5 Ways We Justify Negative Self-Talk and Why They’re Wrong
We don't need to beat ourselves up to learn from our mistakes.
Posted Jun 16, 2019 | Reviewed by Kaja Perina
“I’m so stupid,” Kasha muttered, “I always find a way to screw it up, always. This is why I never get anywhere in life…I’m just an idiot.” Since this was our first session, I allowed Kasha to finish her several-minute-long self-flagellation without interruption. She had initially scheduled the session to discuss other issues but an hour earlier, her boss called her into her office and chewed Kasha out for missing an important deadline; Kasha was too upset about it to discuss anything else.
A general rule of thumb I use is that compared to the self-criticism a patient voices aloud in a session, what they say to themselves in the privacy of their head is always far worse. Given how harsh Kasha’s self-criticism sounded, I could only imagine how brutally savage her internal negative self-talk must be.
Many of us respond to common life experiences such as making a mistake, failing, getting rejected, feeling guilty, not living up to our expectations, and an array of other events, by employing negative self-talk—basically, beating ourselves up in our heads (and yes, occasionally, aloud too).
Yet despite the popularity of this unfortunate fight club, psychologically speaking, the practice of negative self-talk has no utility whatsoever—none. It is purely harmful. It impairs our self-esteem, confidence, sense of empowerment, agency, mastery, competence, motivation, determination, purpose, and I could go on. It adds zero value and causes profound psychological, emotional, and cognitive damage.
So why do we keep doing it?
This is the question I always ask my patients when I glimpse their internal wrecking ball in action. The justifications they give as a response might sound reasonable at first blush, but they are in fact both unreasonable and wrong—all of them. Here are the five most common justifications we use for negative self-talk and why they are entirely invalid:
1. "I’m just being honest with myself."
Indeed, you should be. In fact, it’s always important to explore what mistakes you might have made, to be accountable for your errors, to take responsibility, to understand what went wrong, to figure out what you need to avoid or do differently next time—and being honest with yourself in that way is important and valuable.
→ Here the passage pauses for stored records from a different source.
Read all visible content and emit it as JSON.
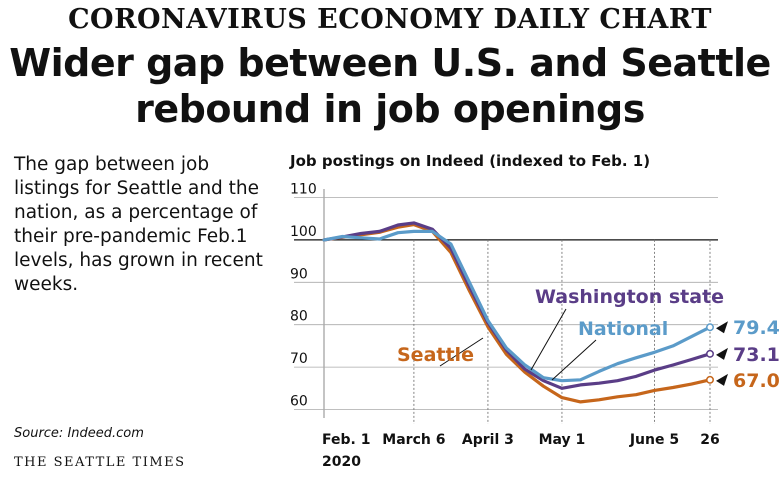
{
  "header": {
    "kicker": "CORONAVIRUS ECONOMY DAILY CHART",
    "headline_line1": "Wider gap between U.S. and Seattle",
    "headline_line2": "rebound in job openings"
  },
  "blurb": "The gap between job listings for Seattle and the nation, as a percentage of their pre-pandemic Feb.1 levels, has grown in recent weeks.",
  "source": "Source: Indeed.com",
  "credit": "THE SEATTLE TIMES",
  "chart_data": {
    "type": "line",
    "title": "Job postings on Indeed (indexed to Feb. 1)",
    "xlabel": "",
    "ylabel": "",
    "ylim": [
      58,
      112
    ],
    "y_ticks": [
      60,
      70,
      80,
      90,
      100,
      110
    ],
    "x_range": [
      "2020-02-01",
      "2020-06-26"
    ],
    "x_ticks": [
      {
        "date": "2020-02-01",
        "label": "Feb. 1",
        "sublabel": "2020"
      },
      {
        "date": "2020-03-06",
        "label": "March 6",
        "sublabel": ""
      },
      {
        "date": "2020-04-03",
        "label": "April 3",
        "sublabel": ""
      },
      {
        "date": "2020-05-01",
        "label": "May 1",
        "sublabel": ""
      },
      {
        "date": "2020-06-05",
        "label": "June 5",
        "sublabel": ""
      },
      {
        "date": "2020-06-26",
        "label": "26",
        "sublabel": ""
      }
    ],
    "reference_line": 100,
    "series": [
      {
        "name": "National",
        "color": "#5b9bc9",
        "end_label": "79.4",
        "points": [
          [
            "2020-02-01",
            100
          ],
          [
            "2020-02-08",
            100.8
          ],
          [
            "2020-02-15",
            100.5
          ],
          [
            "2020-02-22",
            100.2
          ],
          [
            "2020-02-29",
            101.7
          ],
          [
            "2020-03-06",
            102.0
          ],
          [
            "2020-03-13",
            102.0
          ],
          [
            "2020-03-20",
            99.0
          ],
          [
            "2020-03-27",
            90.0
          ],
          [
            "2020-04-03",
            81.0
          ],
          [
            "2020-04-10",
            74.5
          ],
          [
            "2020-04-17",
            70.5
          ],
          [
            "2020-04-24",
            67.5
          ],
          [
            "2020-05-01",
            66.8
          ],
          [
            "2020-05-08",
            67.0
          ],
          [
            "2020-05-15",
            69.0
          ],
          [
            "2020-05-22",
            70.8
          ],
          [
            "2020-05-29",
            72.2
          ],
          [
            "2020-06-05",
            73.5
          ],
          [
            "2020-06-12",
            75.0
          ],
          [
            "2020-06-19",
            77.2
          ],
          [
            "2020-06-26",
            79.4
          ]
        ]
      },
      {
        "name": "Washington state",
        "color": "#5a3d87",
        "end_label": "73.13",
        "points": [
          [
            "2020-02-01",
            100
          ],
          [
            "2020-02-08",
            100.7
          ],
          [
            "2020-02-15",
            101.5
          ],
          [
            "2020-02-22",
            102.0
          ],
          [
            "2020-02-29",
            103.5
          ],
          [
            "2020-03-06",
            104.0
          ],
          [
            "2020-03-13",
            102.5
          ],
          [
            "2020-03-20",
            98.0
          ],
          [
            "2020-03-27",
            89.0
          ],
          [
            "2020-04-03",
            80.5
          ],
          [
            "2020-04-10",
            74.0
          ],
          [
            "2020-04-17",
            69.5
          ],
          [
            "2020-04-24",
            66.8
          ],
          [
            "2020-05-01",
            65.0
          ],
          [
            "2020-05-08",
            65.8
          ],
          [
            "2020-05-15",
            66.2
          ],
          [
            "2020-05-22",
            66.8
          ],
          [
            "2020-05-29",
            67.8
          ],
          [
            "2020-06-05",
            69.3
          ],
          [
            "2020-06-12",
            70.5
          ],
          [
            "2020-06-19",
            71.8
          ],
          [
            "2020-06-26",
            73.13
          ]
        ]
      },
      {
        "name": "Seattle",
        "color": "#c6661b",
        "end_label": "67.0",
        "points": [
          [
            "2020-02-01",
            100
          ],
          [
            "2020-02-08",
            100.6
          ],
          [
            "2020-02-15",
            101.2
          ],
          [
            "2020-02-22",
            101.8
          ],
          [
            "2020-02-29",
            103.0
          ],
          [
            "2020-03-06",
            103.6
          ],
          [
            "2020-03-13",
            102.0
          ],
          [
            "2020-03-20",
            97.0
          ],
          [
            "2020-03-27",
            88.0
          ],
          [
            "2020-04-03",
            79.5
          ],
          [
            "2020-04-10",
            73.0
          ],
          [
            "2020-04-17",
            68.8
          ],
          [
            "2020-04-24",
            65.5
          ],
          [
            "2020-05-01",
            62.8
          ],
          [
            "2020-05-08",
            61.8
          ],
          [
            "2020-05-15",
            62.3
          ],
          [
            "2020-05-22",
            63.0
          ],
          [
            "2020-05-29",
            63.5
          ],
          [
            "2020-06-05",
            64.5
          ],
          [
            "2020-06-12",
            65.2
          ],
          [
            "2020-06-19",
            66.0
          ],
          [
            "2020-06-26",
            67.0
          ]
        ]
      }
    ],
    "legend": "labels placed directly on lines"
  }
}
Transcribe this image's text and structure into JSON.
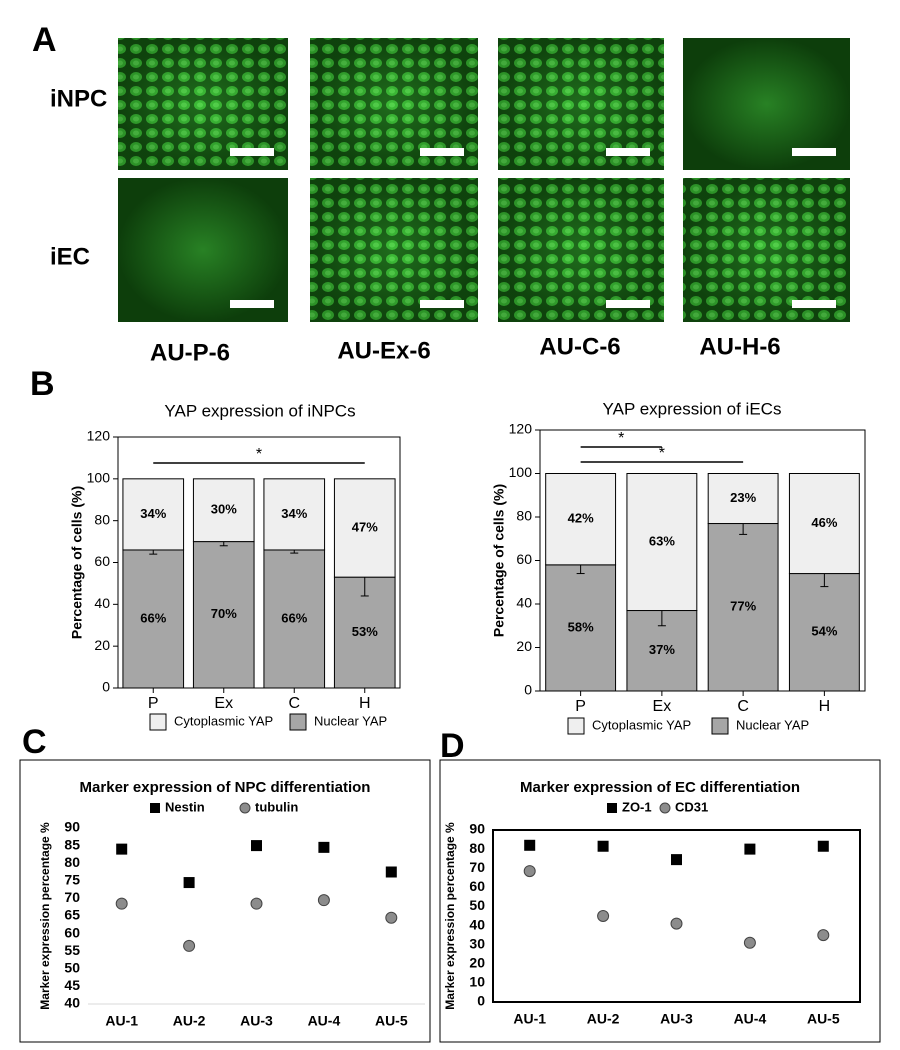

However, calling yourself names in the process of self-examination, putting yourself down, and treating yourself dismissively and punitively adds no value whatsoever. Worse, it significantly impairs your ability to learn the necessary lessons you could extract from such experiences.
2. "It will prevent me from having an inflated ego."
People with inflated egos go around thinking everyone else is an idiot. Overly self-critical people who call themselves idiots are SO far from having an inflated ego it is simply not a risk factor for them.
3. "It will prepare me for future disappointment or hurt."
Nope, it will just set you up to make more mistakes and have more hurt because you’re undercutting your confidence, supersizing your insecurities, and sabotaging your motivation and determination.
4. "It’s an accurate reflection of who I am as a person."
The event causing your self-criticism reflects what you did (your actions), not who you are (your essence).
5. "I deserve it."
This was one of the ways Kasha justified her negative self-talk. After all she made the mistake of missing her deadline—surely she deserved whatever punishment her mind dished out as a response. I asked Kasha to imagine a friend made the same mistake and felt bad about it and whether her response to them would be to say, “You’re so stupid. You always find a way to screw it up. You’re an idiot!” Kasha was horrified at the suggestion. “Of course, not,” she assured me. “That would be horribly cruel.” “Indeed it would,” I agreed. “So why is it okay to treat yourself with such cruelty if you would never do that to a friend?”
Instead of negative self-talk, what you "deserve" is the same response you would offer a friend in the same situation. If you believe the friend needed reminding that we’re all human, that we all make mistakes, and the best we can do is to learn from them; if you feel the friend deserved support and compassion—then that’s exactly what you deserve as well. This approach is called self-compassion and it is the most important thing to introduce for people who are self-critical.
I spent the session with Kasha discussing her negative self-talk and dismantling her array of justifications for this insidious habit. The last thing she said in the session demonstrates how tricky it is to challenge negative self-talk and how vigilant one has to be when doing so. Kasha sat back and sighed, “You’re right. I do it all the time, all the time…I’m such an idiot. Wait! No, I’m such a human.”